Last year, around 47 million robocalls were made in the U.S. However, due to new legislation, that number is expected to drop drastically, reports Gizmodo.
The Senate recently approved a bill that plans will hinder robocalls and increase penalties for scammers that make illegal robocalls. Called TRACED, or the Telephone Robocall Abuse Criminal Enforcement and Deterrence Act, was introduced in late 2018 by Massachusetts Senators John Thune and Ed Markey. Gizmodo says that the bill “would extend the statute of limitations, so the Federal Communications Commission (FCC) could take action on robocalls up to three years after the calls are made, rather than just a year.”
Robocalls drive American families crazy daily, Sen. Markey said in an earlier interview with Roll Call. “Scammers use these calls to successfully pray on vulnerable populations like elderly Americans who are sometimes less technologically savvy.”
Additionally, TRACED intends to encourage the FCC to work with other government partners, including the Federal Trade Commission, Department of Homeland Security, Department of Justice and the Consumer Financial Protection Bureau, to collaboratively work to “improve anti-robocall measures” and “prosecute offenders.”

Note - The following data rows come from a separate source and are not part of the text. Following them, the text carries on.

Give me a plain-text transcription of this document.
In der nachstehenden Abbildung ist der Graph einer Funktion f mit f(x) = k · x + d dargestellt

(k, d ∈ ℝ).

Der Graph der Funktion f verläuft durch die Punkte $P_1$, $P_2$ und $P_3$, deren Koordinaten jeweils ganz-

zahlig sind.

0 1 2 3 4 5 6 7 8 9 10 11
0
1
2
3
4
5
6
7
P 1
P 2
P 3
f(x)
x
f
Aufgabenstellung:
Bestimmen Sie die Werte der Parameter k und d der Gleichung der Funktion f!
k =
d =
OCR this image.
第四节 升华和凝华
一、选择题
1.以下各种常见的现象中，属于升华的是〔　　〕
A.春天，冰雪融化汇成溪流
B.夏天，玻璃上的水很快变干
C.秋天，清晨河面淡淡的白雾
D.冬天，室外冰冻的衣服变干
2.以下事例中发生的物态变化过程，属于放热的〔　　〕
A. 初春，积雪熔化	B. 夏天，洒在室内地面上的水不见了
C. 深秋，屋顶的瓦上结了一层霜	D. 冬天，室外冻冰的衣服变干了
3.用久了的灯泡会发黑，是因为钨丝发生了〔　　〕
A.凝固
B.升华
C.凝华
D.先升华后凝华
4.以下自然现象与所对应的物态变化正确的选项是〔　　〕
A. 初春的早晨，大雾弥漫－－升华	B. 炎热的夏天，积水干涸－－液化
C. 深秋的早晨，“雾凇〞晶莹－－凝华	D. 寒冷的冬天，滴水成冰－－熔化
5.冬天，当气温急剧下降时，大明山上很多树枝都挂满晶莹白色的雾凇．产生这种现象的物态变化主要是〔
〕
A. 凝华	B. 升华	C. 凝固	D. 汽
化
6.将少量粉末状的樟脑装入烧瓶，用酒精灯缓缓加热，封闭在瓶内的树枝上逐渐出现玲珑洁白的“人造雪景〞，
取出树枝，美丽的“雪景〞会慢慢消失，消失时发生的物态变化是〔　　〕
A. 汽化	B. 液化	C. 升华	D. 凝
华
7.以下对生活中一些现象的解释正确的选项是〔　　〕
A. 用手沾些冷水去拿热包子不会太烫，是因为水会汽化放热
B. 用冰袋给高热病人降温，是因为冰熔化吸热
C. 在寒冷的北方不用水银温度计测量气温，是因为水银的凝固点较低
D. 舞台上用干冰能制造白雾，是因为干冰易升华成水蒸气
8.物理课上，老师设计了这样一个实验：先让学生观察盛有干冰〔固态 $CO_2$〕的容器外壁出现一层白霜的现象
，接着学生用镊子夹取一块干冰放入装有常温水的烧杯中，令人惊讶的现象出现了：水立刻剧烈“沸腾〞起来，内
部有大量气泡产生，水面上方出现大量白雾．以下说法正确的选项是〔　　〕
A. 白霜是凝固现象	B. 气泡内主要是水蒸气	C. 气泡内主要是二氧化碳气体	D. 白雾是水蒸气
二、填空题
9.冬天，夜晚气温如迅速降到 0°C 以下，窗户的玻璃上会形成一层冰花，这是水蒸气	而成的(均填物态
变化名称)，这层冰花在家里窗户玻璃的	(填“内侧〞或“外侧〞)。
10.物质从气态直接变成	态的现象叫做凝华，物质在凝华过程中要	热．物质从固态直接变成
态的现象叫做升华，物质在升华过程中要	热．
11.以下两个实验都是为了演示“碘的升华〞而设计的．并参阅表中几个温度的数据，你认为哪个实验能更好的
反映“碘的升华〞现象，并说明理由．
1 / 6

End users protected under the bill are expected to play a part, too: the bill will require phone carriers to utilize call authentication programs to filter out scam calls. Programs like SHAKEN (Signature-based Handling of Asserted information using toKENs) and STIR (Secure Telephone Identity Revisited), help cut down on robocalls by tapping into digital cryptographic certificates that verify certain calls are actually coming from where they say they are. From there, the call is passed to a telecom company for additional verification; if both companies are able to verify the number and its location are correct, it is marked as verified. If the call is not verified, it will appear to an end user as “unverified and therefore untrustworthy.”
The bill passed in a nearly unanimous vote, and is off to the House of Representatives for approval.